At places like Columbia River systems, we realize that we have changed the entire river basin, but the mitigation measures have been developed, put in place and are working. So, that’s good. But in other places, we realize that the social, ecological and even economic costs we are paying for developing dams are just not worth the costs. In those cases, we need to bring them down. This has happened too.

Interviewed by Parineeta Dandekar, SANDRP

(The trip was possible due to generous support from Both ENDS)


[1] Text book definition of ROR: ““Run-of-river” refers to a mode of operation in which the hydro plant uses only the water that is available in the natural flow of the river, “Run-of-river” implies that there is no water storage and that power fluctuates with the stream flow.”

NOTE: Contrast this with the Indian Bureau of Standards definition of ROR, which allows pondage for even weekly fluctuations of demands and then claiming that this “does not alter the river course materially”. This is a blunder as that sort of pondage and resultant peaking hydrograph changes the downstream character of the river completely. even weekly storage and then peaking as ROR!

[2] http://www.northfieldrelicensing.com/NorthfieldRelicensing/Lists/Documents/Attachments/47/20130228-5329(28100604).pdf: The Turners Falls Project is currently operated with a minimum flow release that was not based on biological criteria or field study.
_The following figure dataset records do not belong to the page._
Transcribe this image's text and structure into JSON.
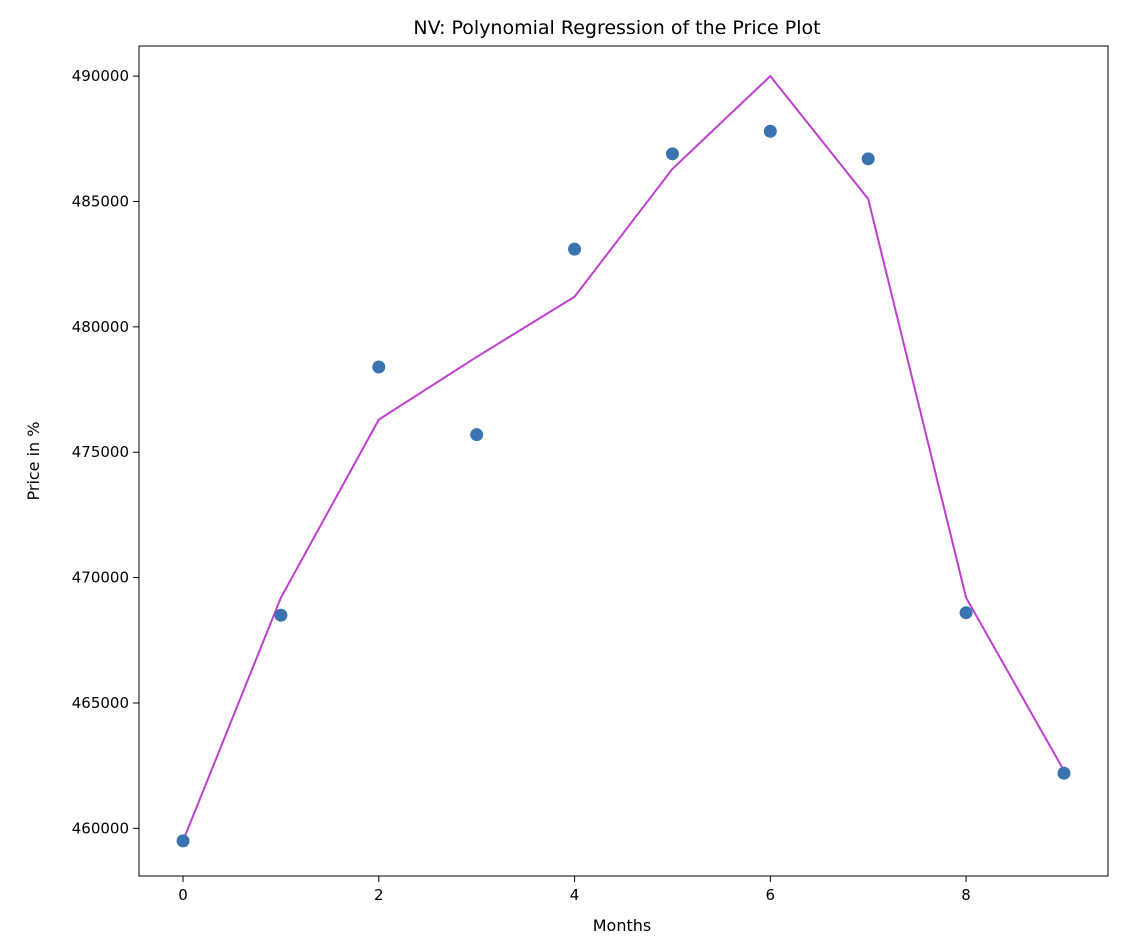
{
  "chart_data": {
    "type": "scatter",
    "title": "NV: Polynomial Regression of the Price Plot",
    "xlabel": "Months",
    "ylabel": "Price in %",
    "xlim": [
      -0.45,
      9.45
    ],
    "ylim": [
      458100,
      491200
    ],
    "x_ticks": [
      0,
      2,
      4,
      6,
      8
    ],
    "y_ticks": [
      460000,
      465000,
      470000,
      475000,
      480000,
      485000,
      490000
    ],
    "grid": false,
    "legend": "none",
    "series": [
      {
        "kind": "scatter",
        "color": "#3a73b0",
        "points": [
          {
            "x": 0,
            "y": 459500
          },
          {
            "x": 1,
            "y": 468500
          },
          {
            "x": 2,
            "y": 478400
          },
          {
            "x": 3,
            "y": 475700
          },
          {
            "x": 4,
            "y": 483100
          },
          {
            "x": 5,
            "y": 486900
          },
          {
            "x": 6,
            "y": 487800
          },
          {
            "x": 7,
            "y": 486700
          },
          {
            "x": 8,
            "y": 468600
          },
          {
            "x": 9,
            "y": 462200
          }
        ]
      },
      {
        "kind": "line",
        "color": "#bf3fcf",
        "points": [
          {
            "x": 0,
            "y": 459500
          },
          {
            "x": 1,
            "y": 469200
          },
          {
            "x": 2,
            "y": 476300
          },
          {
            "x": 3,
            "y": 478800
          },
          {
            "x": 4,
            "y": 481200
          },
          {
            "x": 5,
            "y": 486300
          },
          {
            "x": 6,
            "y": 490000
          },
          {
            "x": 7,
            "y": 485100
          },
          {
            "x": 8,
            "y": 469200
          },
          {
            "x": 9,
            "y": 462300
          }
        ]
      }
    ]
  }
}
Further, the project generates power in a peaking mode resulting in significant with-in day flow fluctuations between the minimum and project capacity on hourly or daily basis. The large and rapid changes in flow releases from hydropower dams are known to cause adverse effects on habitat and biota downstream of the project. Effects on spawning behavior could include suspension of spawning activity, poor fertilization, flushing of eggs into unsuitable habitat due to higher peaking discharges, eggs dropping out into unsuitable substrate and being covered by sediment deposition and/or eggs becoming stranded on de-watered shoal areas as peak flows subside.